WASHINGTON, D.C., March 28, 2013 — During negotiations on the continuing budget resolution last weekend, farm state senators inserted a rider they call the “Farmer Assurance Provision,” which critics have derided as the “Monsanto Protection Act.” The provision codifies existing USDA practices and elements of a 2010 Supreme Court ruling that lower courts should not automatically prohibit the planting of biotech crop varieties, or the harvest and sale of biotech crops already planted, when their commercial approval is revoked for procedural reasons. Activists have mischaracterized the rider’s actual effect and have called on Congress to repeal it. Gregory Conko, a Senior Fellow at the Competitive Enterprise Institute, issued the following statement this morning:

For close to a decade, activists have used nuisance litigation to overturn the approval of biotech crops on the grounds that the U.S. Department of Agriculture improperly documented its evaluation of potentially negative “environmental” effects. Because the National Environmental Policy Act requires agencies to consider and fully document not only ecological impacts, but also any possible economic, social, cultural, historic and aesthetic effects, it offers fertile ground for bad-faith, obstructionist lawsuits for what amounts to mere paperwork violations.

In the five NEPA lawsuits against biotech crop approvals filed to date, not a single harm to consumers or the environment were even alleged, let alone proved. So, activist claims that the rider lets USDA ignore a court finding of environmental harm are patently false. In fact, the rider only authorizes USDA to grant “temporary” permission for biotech crops to be planted, and only “subject to necessary and appropriate conditions … and requirements, including measures designed to mitigate or minimize potential adverse environmental effects, if any,” until the USDA’s paperwork irregularities have been corrected.

Furthermore, the rider does not give USDA any new authority, since the department previously had issued exactly the same kind of temporary permits for farmers to grow biotech seeds they already had purchased. And in the 2010 case Monsanto v. Geertson Seed Farms, the Supreme Court ruled that courts should not automatically revoke a biotech crop’s approval when NEPA violations are found.
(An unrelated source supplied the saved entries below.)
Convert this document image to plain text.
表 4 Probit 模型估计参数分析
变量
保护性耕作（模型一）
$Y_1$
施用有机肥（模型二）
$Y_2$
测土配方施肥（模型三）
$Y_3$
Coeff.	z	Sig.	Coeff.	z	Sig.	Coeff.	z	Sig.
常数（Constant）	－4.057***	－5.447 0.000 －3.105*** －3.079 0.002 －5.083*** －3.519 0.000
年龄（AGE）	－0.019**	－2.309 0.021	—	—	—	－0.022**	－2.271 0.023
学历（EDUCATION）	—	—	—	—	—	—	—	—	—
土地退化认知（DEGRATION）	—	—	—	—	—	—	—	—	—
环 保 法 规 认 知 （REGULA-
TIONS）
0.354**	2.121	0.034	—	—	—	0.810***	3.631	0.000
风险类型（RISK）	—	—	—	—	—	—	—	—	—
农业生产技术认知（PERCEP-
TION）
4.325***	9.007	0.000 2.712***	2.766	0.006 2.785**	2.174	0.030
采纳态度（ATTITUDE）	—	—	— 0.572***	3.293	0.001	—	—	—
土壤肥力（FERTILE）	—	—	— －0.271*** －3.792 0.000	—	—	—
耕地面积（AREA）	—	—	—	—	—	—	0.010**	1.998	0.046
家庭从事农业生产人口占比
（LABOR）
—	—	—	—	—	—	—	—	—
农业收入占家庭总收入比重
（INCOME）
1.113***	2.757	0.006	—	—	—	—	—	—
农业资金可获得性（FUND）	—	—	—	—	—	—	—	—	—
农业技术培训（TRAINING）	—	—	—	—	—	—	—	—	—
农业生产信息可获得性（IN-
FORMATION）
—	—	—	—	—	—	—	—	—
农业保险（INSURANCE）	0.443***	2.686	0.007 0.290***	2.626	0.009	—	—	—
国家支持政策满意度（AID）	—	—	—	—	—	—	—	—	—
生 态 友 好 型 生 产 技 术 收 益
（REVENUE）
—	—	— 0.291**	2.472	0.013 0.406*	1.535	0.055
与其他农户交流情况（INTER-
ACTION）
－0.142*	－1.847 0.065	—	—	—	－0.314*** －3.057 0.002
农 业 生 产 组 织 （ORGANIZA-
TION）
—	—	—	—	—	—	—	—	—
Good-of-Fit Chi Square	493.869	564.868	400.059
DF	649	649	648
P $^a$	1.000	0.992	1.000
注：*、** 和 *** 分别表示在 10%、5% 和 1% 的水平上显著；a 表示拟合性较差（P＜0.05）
So, all the Farmer Assurance rider does is codify existing case law and agency practice.

Claims that this provision was slipped into the continuing resolution surreptitiously are also misleading. Several proposals to address the nuisance litigation problem were debated during last year’s Farm Bill negotiations. Disagreements over agricultural subsidies kept Congress from enacting a Farm Bill. But at that time, Members had agreed to a different provision giving farmers more expansive rights than the Farmer Assurance Provision does.

The big winners here will be farmers who plant USDA-approved biotech crops and consumers who benefit from lower prices and improved environmental stewardship. They no longer will be at risk of losing hundreds of millions of dollars when biotech crop approvals are overturned. Given how abusive NEPA litigation has gotten and how disruptive these rulings are to farmers and the American food chain, enacting the Farmer Assurance Provision is the very least Congress should do to protect American agriculture.

Globally, farmers who plant biotech crops reap an estimated $14 billion in economic benefits each year. Biotech crops also reduce pesticide spraying by roughly nine percent annually, while reducing farm runoff and soil erosion. And their higher per-acre productivity means farmers can grow more food on less land, leaving more unspoiled land for nature. Ironically, because the NEPA requires purely procedural obligations, courts are not permitted to consider the fact that biotech crop varieties have clear benefits for farmers, consumers and the natural environment.